McIntyre family attorney William Christie said Connolly and his FBI supervisors shielded the gangsters from prosecution for their crimes in order to keep them as informants who provided valuable information against La Cosa Nostra, the Mafia.
During the trial, several former FBI agents testified that bringing down the Mafia was the top priority of the FBI in the 1980s.
Justice Department lawyer Bridget Bailey Lipscomb, said the FBI had no way of stopping Bulger and Flemmi, leaders of the notorious Winter Hill Gang, from committing crimes.
"Law enforcement cannot have a duty to control Bulger and Flemmi because of the nature of the informant relationship," she said.
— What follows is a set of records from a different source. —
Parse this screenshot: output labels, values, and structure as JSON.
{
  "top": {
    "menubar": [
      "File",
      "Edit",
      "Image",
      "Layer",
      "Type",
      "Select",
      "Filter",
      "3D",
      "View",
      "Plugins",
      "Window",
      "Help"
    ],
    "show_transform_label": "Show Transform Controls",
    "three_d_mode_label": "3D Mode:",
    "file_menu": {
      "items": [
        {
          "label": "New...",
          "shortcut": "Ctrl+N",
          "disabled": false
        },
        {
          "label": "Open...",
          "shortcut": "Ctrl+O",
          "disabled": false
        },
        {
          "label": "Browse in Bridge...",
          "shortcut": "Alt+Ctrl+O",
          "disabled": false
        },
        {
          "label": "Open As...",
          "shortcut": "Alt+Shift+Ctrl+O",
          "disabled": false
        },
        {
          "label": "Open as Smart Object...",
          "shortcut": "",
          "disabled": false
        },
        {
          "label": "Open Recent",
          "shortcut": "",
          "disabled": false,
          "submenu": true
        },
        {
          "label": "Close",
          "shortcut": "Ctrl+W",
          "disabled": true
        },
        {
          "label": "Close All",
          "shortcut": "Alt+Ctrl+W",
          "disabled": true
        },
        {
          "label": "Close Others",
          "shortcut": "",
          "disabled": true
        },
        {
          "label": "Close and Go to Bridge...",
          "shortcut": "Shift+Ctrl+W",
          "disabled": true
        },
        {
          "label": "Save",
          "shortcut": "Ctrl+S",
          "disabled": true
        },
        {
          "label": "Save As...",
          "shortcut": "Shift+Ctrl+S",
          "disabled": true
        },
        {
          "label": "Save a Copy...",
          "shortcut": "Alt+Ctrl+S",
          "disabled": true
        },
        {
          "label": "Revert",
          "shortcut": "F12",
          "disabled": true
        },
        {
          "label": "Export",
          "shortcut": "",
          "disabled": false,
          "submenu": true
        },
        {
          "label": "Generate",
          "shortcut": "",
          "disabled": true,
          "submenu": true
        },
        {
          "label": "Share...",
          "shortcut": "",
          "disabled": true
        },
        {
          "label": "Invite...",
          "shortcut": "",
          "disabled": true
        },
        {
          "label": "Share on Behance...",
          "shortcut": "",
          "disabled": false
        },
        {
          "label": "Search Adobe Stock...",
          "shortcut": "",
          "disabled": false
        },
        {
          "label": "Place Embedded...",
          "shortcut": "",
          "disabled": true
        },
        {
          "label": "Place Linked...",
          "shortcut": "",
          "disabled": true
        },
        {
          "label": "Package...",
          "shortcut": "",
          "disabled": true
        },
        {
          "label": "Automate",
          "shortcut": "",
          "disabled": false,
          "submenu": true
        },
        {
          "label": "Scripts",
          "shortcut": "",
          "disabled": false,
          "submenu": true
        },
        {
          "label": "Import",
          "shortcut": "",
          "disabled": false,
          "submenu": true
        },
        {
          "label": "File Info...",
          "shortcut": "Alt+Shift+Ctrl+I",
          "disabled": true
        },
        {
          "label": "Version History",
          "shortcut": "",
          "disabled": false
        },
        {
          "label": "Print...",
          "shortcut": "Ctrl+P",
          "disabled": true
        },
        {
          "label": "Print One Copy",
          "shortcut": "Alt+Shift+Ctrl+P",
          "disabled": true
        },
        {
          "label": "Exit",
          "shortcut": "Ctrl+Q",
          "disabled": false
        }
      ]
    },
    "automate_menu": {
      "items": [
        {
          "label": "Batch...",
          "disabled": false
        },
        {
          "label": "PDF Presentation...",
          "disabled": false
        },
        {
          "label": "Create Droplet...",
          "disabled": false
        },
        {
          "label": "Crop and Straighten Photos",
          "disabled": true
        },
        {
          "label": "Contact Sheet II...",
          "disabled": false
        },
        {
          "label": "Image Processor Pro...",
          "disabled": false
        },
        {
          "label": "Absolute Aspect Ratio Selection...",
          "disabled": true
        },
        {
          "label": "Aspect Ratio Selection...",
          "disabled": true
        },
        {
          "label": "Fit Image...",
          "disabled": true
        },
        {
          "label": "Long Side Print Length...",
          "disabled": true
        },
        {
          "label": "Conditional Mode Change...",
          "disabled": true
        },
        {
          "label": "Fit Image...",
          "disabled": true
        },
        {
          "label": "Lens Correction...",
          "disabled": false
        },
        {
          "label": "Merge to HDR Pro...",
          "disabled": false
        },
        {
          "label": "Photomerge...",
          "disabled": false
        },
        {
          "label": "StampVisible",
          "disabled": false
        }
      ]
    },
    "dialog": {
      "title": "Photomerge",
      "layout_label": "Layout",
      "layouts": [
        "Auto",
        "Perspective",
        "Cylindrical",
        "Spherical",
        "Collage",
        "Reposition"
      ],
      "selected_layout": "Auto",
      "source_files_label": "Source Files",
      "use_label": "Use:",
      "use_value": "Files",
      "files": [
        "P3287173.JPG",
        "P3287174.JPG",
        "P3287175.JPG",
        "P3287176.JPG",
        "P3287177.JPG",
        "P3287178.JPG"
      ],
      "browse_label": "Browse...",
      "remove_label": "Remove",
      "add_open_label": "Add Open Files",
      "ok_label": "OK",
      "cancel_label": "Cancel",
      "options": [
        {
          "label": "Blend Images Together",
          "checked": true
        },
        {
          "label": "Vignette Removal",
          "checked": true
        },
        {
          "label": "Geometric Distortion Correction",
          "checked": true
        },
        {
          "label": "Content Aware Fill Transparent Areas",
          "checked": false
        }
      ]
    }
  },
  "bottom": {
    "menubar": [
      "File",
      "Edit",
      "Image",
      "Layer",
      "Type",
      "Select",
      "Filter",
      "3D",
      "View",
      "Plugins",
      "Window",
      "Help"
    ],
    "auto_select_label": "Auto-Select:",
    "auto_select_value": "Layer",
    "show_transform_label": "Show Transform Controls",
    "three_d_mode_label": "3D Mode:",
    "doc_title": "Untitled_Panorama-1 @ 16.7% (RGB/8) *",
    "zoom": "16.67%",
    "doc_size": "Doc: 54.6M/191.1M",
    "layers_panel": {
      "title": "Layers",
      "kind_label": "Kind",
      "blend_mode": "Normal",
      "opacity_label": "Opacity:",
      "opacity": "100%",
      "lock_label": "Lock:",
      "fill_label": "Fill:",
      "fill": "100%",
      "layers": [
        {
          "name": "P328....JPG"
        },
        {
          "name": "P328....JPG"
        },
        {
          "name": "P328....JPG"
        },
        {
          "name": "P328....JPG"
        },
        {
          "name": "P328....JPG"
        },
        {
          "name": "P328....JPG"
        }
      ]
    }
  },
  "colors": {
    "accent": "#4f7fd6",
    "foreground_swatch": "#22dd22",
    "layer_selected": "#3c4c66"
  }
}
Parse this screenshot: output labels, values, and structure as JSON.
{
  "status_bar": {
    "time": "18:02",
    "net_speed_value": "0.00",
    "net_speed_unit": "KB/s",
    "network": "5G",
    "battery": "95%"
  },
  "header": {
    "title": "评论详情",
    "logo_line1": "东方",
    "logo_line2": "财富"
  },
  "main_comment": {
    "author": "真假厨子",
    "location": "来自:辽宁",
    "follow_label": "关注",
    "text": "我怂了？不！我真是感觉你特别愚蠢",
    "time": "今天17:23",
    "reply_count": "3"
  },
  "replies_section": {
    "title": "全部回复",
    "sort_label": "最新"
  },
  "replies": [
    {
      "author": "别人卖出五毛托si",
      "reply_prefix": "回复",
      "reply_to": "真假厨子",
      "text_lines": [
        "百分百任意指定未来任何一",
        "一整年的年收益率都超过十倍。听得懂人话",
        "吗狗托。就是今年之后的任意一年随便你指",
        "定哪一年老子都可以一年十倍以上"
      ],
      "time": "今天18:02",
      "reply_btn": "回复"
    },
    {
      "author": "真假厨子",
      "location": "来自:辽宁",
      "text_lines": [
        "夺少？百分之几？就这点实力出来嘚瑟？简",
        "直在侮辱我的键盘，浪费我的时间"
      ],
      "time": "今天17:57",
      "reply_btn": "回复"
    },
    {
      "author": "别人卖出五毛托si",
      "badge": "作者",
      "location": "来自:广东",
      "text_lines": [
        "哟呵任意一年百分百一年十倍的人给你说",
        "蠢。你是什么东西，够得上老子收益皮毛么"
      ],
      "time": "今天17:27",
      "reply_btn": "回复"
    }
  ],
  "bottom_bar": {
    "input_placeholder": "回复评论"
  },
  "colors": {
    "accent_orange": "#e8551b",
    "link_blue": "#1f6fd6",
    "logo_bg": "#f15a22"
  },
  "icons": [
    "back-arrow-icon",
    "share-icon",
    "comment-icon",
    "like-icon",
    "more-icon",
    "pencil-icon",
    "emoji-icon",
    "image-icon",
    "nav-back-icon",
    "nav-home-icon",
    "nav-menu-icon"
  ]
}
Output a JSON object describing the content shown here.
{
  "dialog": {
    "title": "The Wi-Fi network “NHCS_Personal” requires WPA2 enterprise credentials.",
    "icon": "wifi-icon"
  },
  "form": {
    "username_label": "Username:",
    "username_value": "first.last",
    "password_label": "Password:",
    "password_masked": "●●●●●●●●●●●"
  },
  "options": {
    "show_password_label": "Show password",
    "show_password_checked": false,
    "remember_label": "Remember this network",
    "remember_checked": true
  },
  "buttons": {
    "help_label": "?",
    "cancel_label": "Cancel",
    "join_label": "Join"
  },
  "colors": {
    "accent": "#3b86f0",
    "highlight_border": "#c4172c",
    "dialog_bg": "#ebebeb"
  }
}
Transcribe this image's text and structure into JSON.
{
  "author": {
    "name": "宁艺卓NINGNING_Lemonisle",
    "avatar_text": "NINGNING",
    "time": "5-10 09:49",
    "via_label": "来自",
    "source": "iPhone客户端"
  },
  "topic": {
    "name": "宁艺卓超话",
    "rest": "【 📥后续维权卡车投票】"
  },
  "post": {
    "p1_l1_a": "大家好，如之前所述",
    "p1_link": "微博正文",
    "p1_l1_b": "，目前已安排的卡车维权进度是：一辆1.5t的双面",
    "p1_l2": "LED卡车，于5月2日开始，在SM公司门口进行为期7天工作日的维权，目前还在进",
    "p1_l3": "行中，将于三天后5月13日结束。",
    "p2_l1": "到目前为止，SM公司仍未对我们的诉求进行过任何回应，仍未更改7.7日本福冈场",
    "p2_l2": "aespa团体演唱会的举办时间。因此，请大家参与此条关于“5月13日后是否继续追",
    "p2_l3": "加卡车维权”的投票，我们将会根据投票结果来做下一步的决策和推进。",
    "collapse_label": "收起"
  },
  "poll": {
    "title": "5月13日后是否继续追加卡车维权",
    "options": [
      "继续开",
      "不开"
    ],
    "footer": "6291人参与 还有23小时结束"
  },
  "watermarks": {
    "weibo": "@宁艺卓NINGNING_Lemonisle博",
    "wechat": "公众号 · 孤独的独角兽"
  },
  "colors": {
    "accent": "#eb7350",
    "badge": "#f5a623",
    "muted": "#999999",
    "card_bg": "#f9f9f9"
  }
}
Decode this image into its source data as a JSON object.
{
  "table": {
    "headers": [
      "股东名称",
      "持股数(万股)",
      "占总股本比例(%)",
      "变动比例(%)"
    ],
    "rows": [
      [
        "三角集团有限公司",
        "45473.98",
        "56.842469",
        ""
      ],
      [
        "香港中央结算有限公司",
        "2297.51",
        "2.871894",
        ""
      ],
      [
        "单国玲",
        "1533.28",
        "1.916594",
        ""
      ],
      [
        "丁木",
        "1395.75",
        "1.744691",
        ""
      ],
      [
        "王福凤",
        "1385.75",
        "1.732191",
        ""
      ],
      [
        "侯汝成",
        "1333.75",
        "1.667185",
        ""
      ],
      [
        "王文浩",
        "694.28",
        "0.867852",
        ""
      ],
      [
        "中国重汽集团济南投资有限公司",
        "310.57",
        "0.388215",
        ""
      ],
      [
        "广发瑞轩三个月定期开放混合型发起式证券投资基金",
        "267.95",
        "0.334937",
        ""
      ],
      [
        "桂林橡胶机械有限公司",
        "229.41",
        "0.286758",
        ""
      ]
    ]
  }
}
Lipscomb told the judge, who will decide the case, the McIntyre family had not shown that the FBI's failure to arrest Bulger and Flemmi caused his death.
"The evidence in this record shows that Bulger and Flemmi killed for their own purposes," she said.
Connolly was convicted of warning Bulger to flee on the eve of his 1995 racketeering indictment. He is now serving a 10-year sentence.
Flemmi, who said during the trial he and Bulger killed McIntyre, is serving a life sentence in 10 killings as part of a plea deal that spared him the death penalty.
Bulger, who is wanted in 19 murders, remains on the FBI's "10 Most Wanted" list.